Later, the women stepped into the living room. I sat on a chair – attempting to be away from the baby. Instead, the new mom sat next to me with the little one. I couldn’t help but continue my wine drinking and stare at the little one. The host sat next to me and we both stared at the little one. She is super cute. The presentation starts and finishes.
I ask L to hold her baby. That did it – I smelled hope. I had forgotten that hope had a smell. So wish I could bottle it up. Ava smelled like hope to me. So distinctive. Yet, up to that day, forgotten by me. So I held her for a little while and sniffed her (just call me the baby sniffer). It was beautiful – life affirming – hopeful. How I wish I could package it up for my darkest days.
As is completely is expected, Ava started to cry. Her mom took her from me and started to sooth her. I went into the bathroom. Because her wailing, it was piercing my heart. I wanted her to stop. So, I went to the bathroom and sung “LALALALA” in my head to block it out. Luckily, she is a good baby and that was it. Then I remembered the smell of hope.
Immediately after, my friend G told me what my Mom had said to her. My mortification was self evident to G. But, after a few glasses of wine, she had some additional courage and she asked “How is everything going with that?” And since I had a few glasses of wine myself, I answered. I told her about my absolute terror of the insurance application. How I’ve been seeing a counselor to mentally prepare myself for the next steps. And that by the end of the year, one way or another this will be done.

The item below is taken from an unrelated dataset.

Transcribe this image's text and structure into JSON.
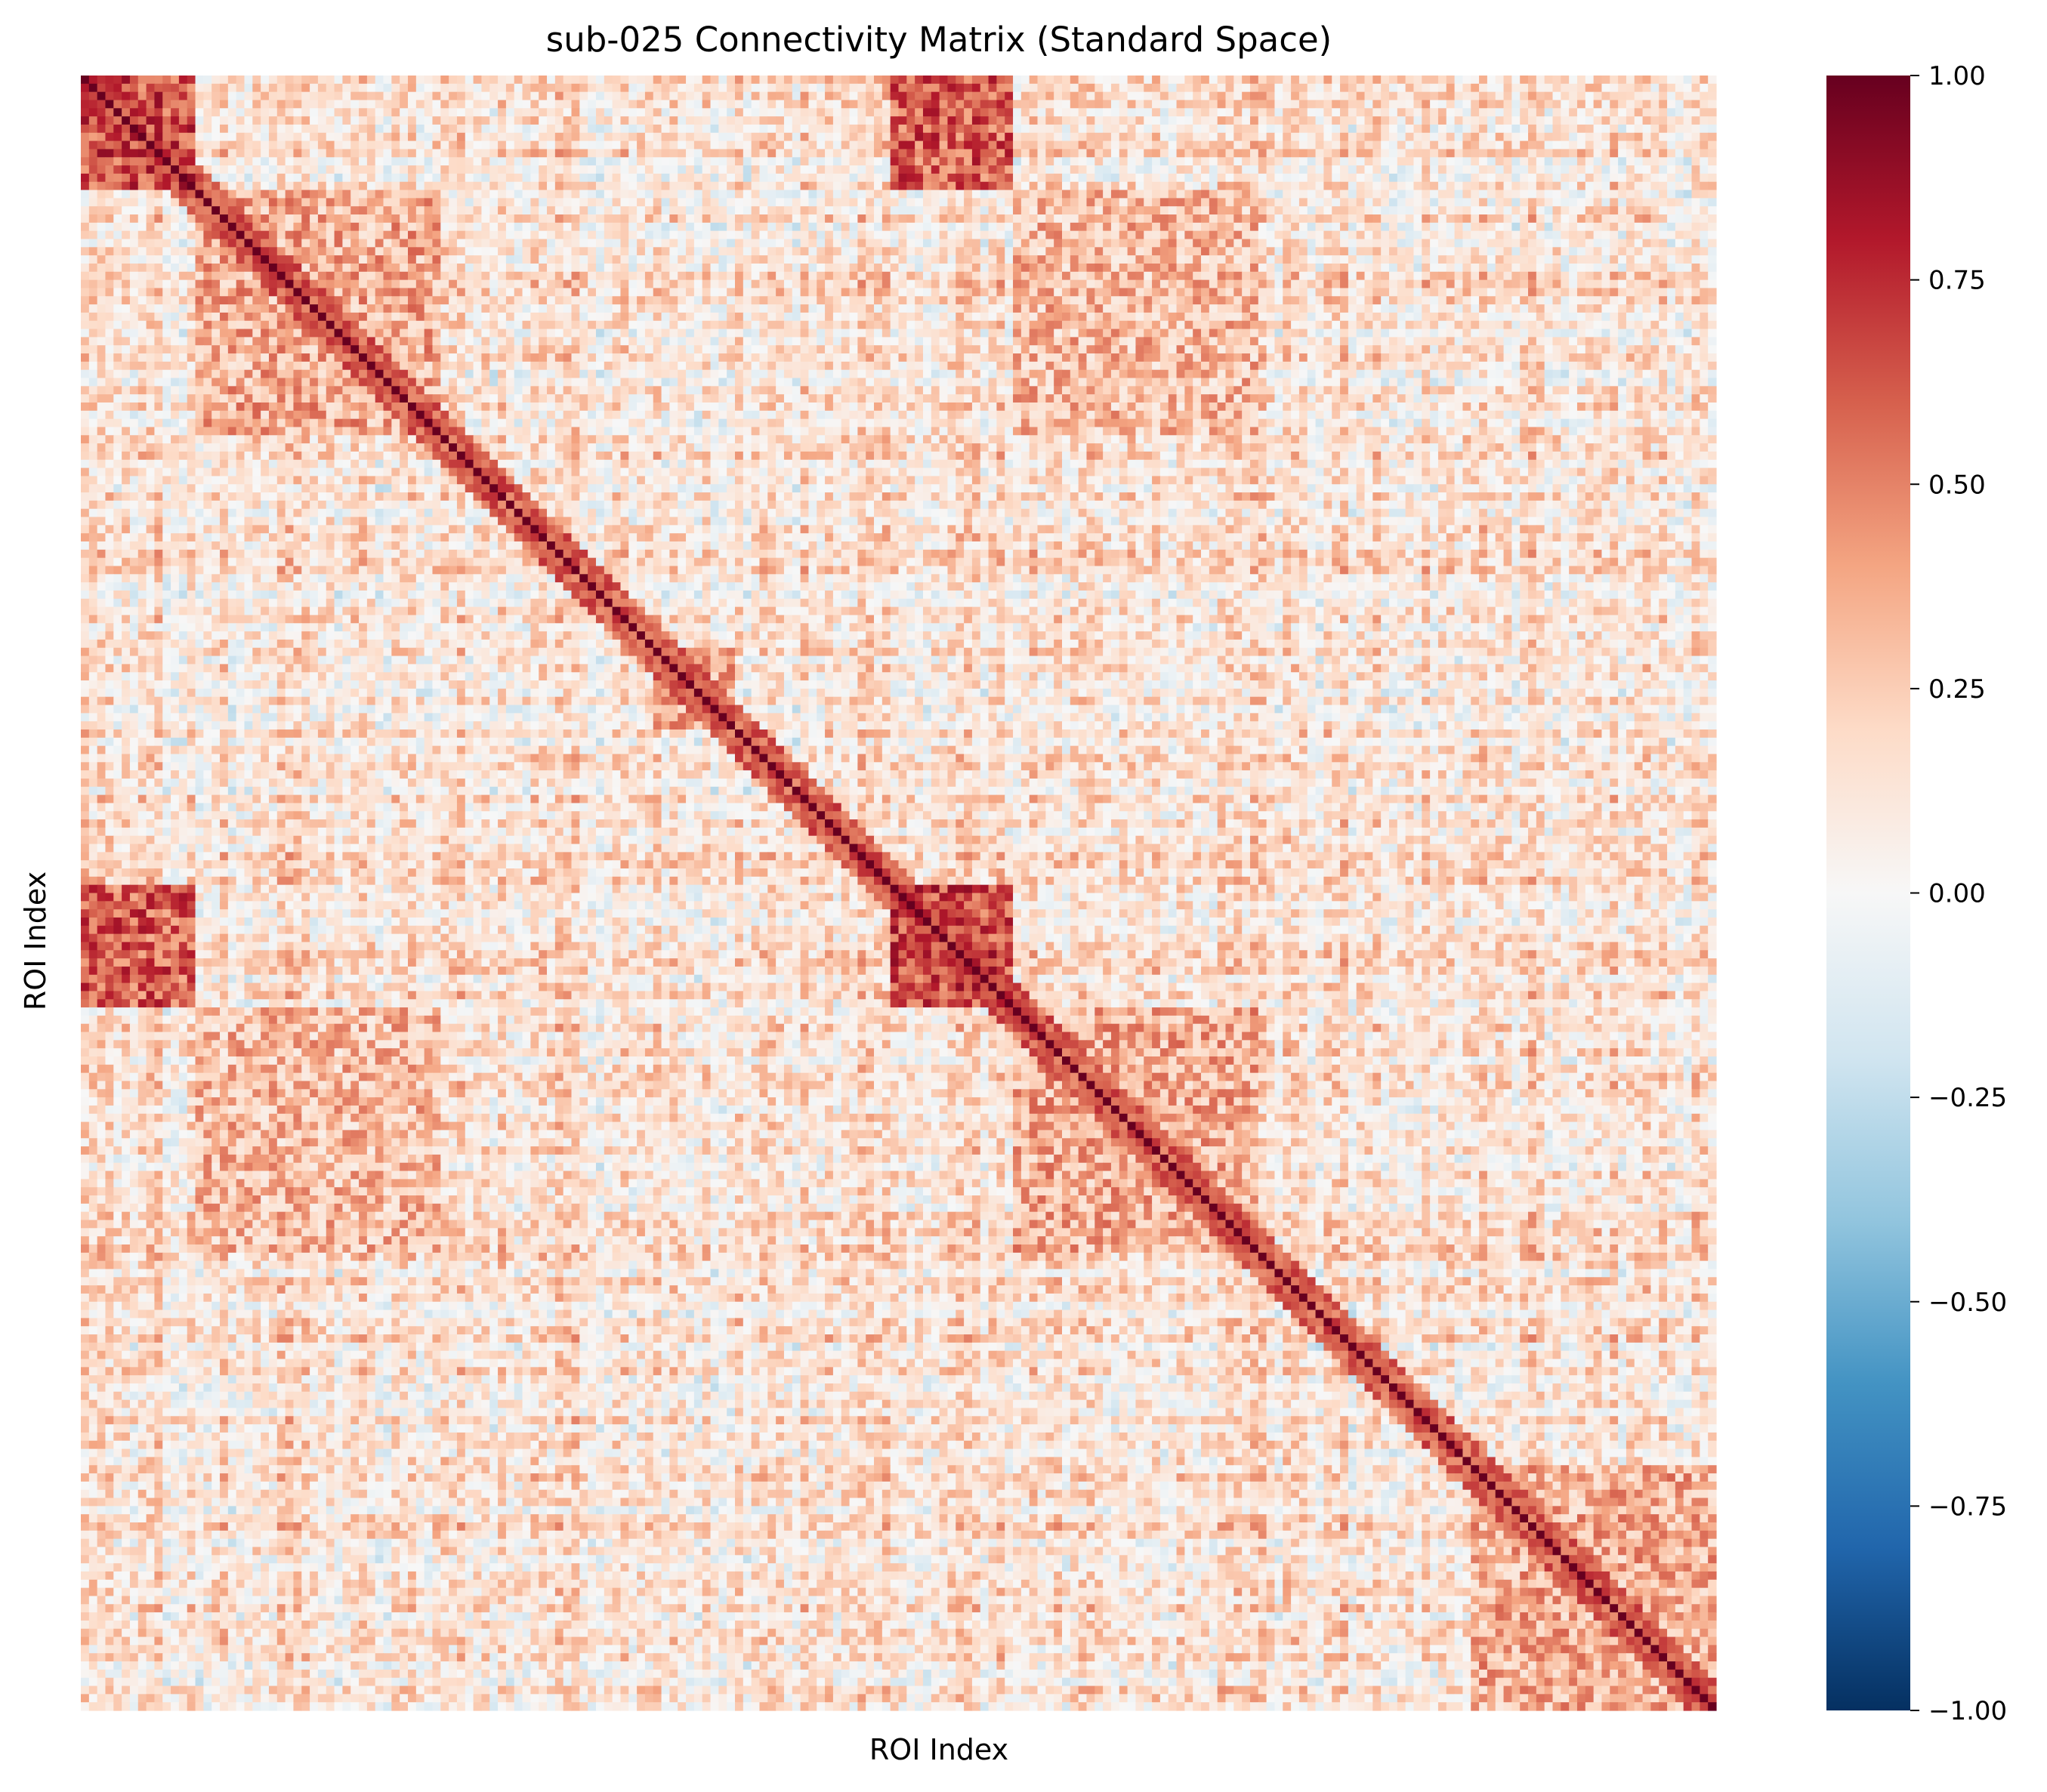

By this point, my friend S had joined the conversation, none of what I was saying is new to her. But, still I shocked her, “You’ll know by the end of the year?”
And I answered, “Yes. Once I get the courage to send in the application. It will be waiting for the approval, and starting the procedures immediately. There is no stopping. Must do my three IUIs and Gift. After that, only God knows.”
G says, “Well I don’t know of any couple more deserving.” And I respond, “It isn’t about deserving, crack whores have children. Sometimes it is about those children being destined to be born”
And as most things – my brain requires me to think things a little bit further. Destined children. I wrote this entry about children which were destined in my own family. Despite medical complications and drugs, some children are just meant to be.
When I say this, I include all children. Children created by ART, to me, are just as meant to be as children created “naturally”. My line of reasoning, there are all blessings with spirit and conscious. They are all miracles of life – they were born despite the great odds against them. And the medical community has been given inspiration, knowledge and courage to pursue those procedures thru God. So all children are miracles of life.
My point is - it isn’t about deserving. It is about things that are completely out of our control. For me, it is about doing as much as I can and praying that destiny has been determined to give me a child. And knowing, that no matter what I do or don’t do (when we decide to get off this bumpy road) It won’t make a difference, because God knows my limitations and he knows that if it is destined for a child to be born of myself and my husband – that he will find away.
The reality is maybe a genetic child isn’t intended for us.
It could be that I have finally – Let Go and Let God.
N.B. The insurance application has been approved. I will start next cycle (expected around March 15th) with IUI number one. Thank you for helping me get to this mentally prepared state. I couldn’t of gotten here without you.